To find the empirical formula divide the molecular formula by the smallest number.

e.g
C6.7H20 /6.7
=CH3

1.23 understand how the formulae of simple compounds can be obtained experimentally, including metal oxides, water and salts containing water of crystallisation

Weigh you compound, remove one element of the compound through a reaction (break up a metal oxide or salts), then weigh again.

The first weight is AB the second weight is A so doing AB-A= B.

Now that you have the weight of A and B you can work out the formulae by doing the weight divided by the Ar.

e.g

A= 22g with an ar of 11

A= 22/11= 2

B=72g with an ar of 18

B=72/18= 4

A2B4 and to simplify to empirical formula AB2

1.22 use the state symbols (s), (l), (g) and (aq) in chemical equations to represent solids, liquids, gases and aqueous solutions respectively

(S) solid
(L) liquid
(G) gas
(Aq) aqueous/ solid dissolved in liquid

In balanced equations these symbols go after a element or compound to show what state it is in.
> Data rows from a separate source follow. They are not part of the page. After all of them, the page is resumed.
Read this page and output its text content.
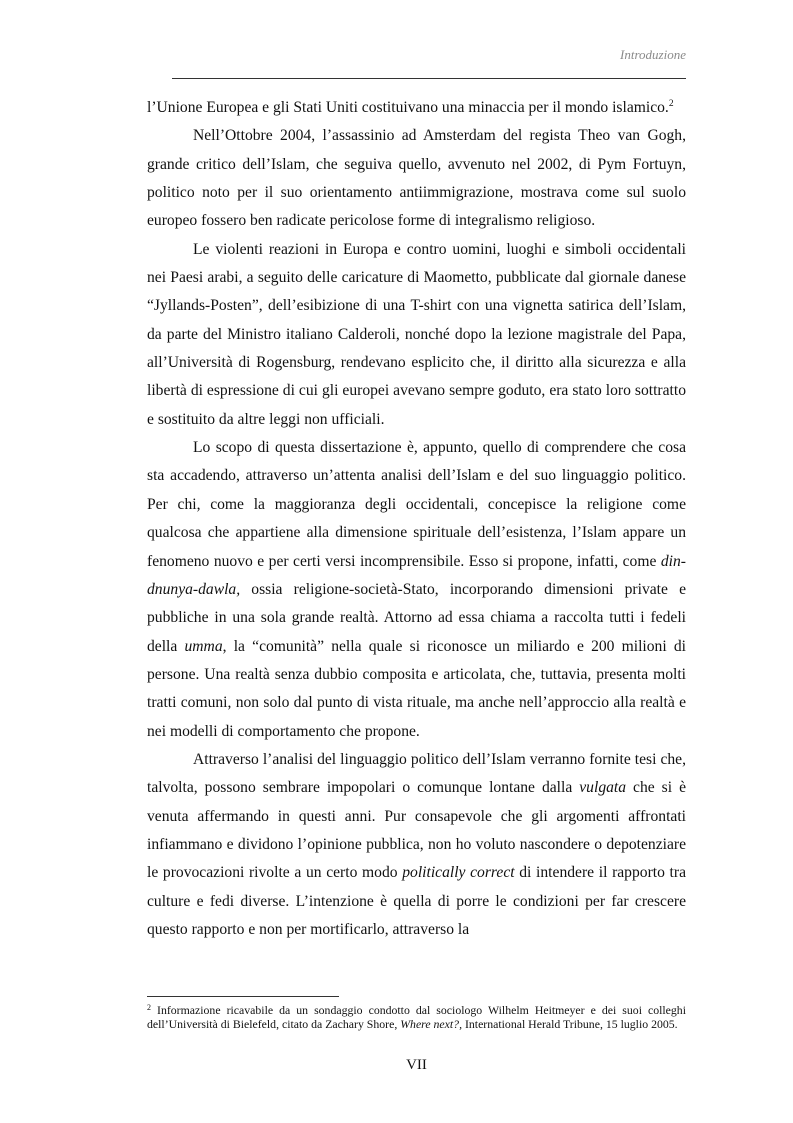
Introduzione

l’Unione Europea e gli Stati Uniti costituivano una minaccia per il mondo islamico.$^2$

Nell’Ottobre 2004, l’assassinio ad Amsterdam del regista Theo van Gogh, grande critico dell’Islam, che seguiva quello, avvenuto nel 2002, di Pym Fortuyn, politico noto per il suo orientamento antiimmigrazione, mostrava come sul suolo europeo fossero ben radicate pericolose forme di integralismo religioso.

Le violenti reazioni in Europa e contro uomini, luoghi e simboli occidentali nei Paesi arabi, a seguito delle caricature di Maometto, pubblicate dal giornale danese “Jyllands-Posten”, dell’esibizione di una T-shirt con una vignetta satirica dell’Islam, da parte del Ministro italiano Calderoli, nonché dopo la lezione magistrale del Papa, all’Università di Rogensburg, rendevano esplicito che, il diritto alla sicurezza e alla libertà di espressione di cui gli europei avevano sempre goduto, era stato loro sottratto e sostituito da altre leggi non ufficiali.

Lo scopo di questa dissertazione è, appunto, quello di comprendere che cosa sta accadendo, attraverso un’attenta analisi dell’Islam e del suo linguaggio politico. Per chi, come la maggioranza degli occidentali, concepisce la religione come qualcosa che appartiene alla dimensione spirituale dell’esistenza, l’Islam appare un fenomeno nuovo e per certi versi incomprensibile. Esso si propone, infatti, come din-dnunya-dawla, ossia religione-società-Stato, incorporando dimensioni private e pubbliche in una sola grande realtà. Attorno ad essa chiama a raccolta tutti i fedeli della umma, la “comunità” nella quale si riconosce un miliardo e 200 milioni di persone. Una realtà senza dubbio composita e articolata, che, tuttavia, presenta molti tratti comuni, non solo dal punto di vista rituale, ma anche nell’approccio alla realtà e nei modelli di comportamento che propone.

Attraverso l’analisi del linguaggio politico dell’Islam verranno fornite tesi che, talvolta, possono sembrare impopolari o comunque lontane dalla vulgata che si è venuta affermando in questi anni. Pur consapevole che gli argomenti affrontati infiammano e dividono l’opinione pubblica, non ho voluto nascondere o depotenziare le provocazioni rivolte a un certo modo politically correct di intendere il rapporto tra culture e fedi diverse. L’intenzione è quella di porre le condizioni per far crescere questo rapporto e non per mortificarlo, attraverso la

$^2$ Informazione ricavabile da un sondaggio condotto dal sociologo Wilhelm Heitmeyer e dei suoi colleghi dell’Università di Bielefeld, citato da Zachary Shore, Where next?, International Herald Tribune, 15 luglio 2005.
VII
1.21 write word equations and balanced chemical equations to represent the reactions studied in this specification

Word equations have just the names of the reactants and products involved:
Hydrogen + Oxygen > Water
Balanced equations are the symbols of the products and reactants including the numbers of each, there must be an equal number of each element on both sides of the equation, if there are not you can alter this by putting the right number infront of a symbol:
2H + O > H2O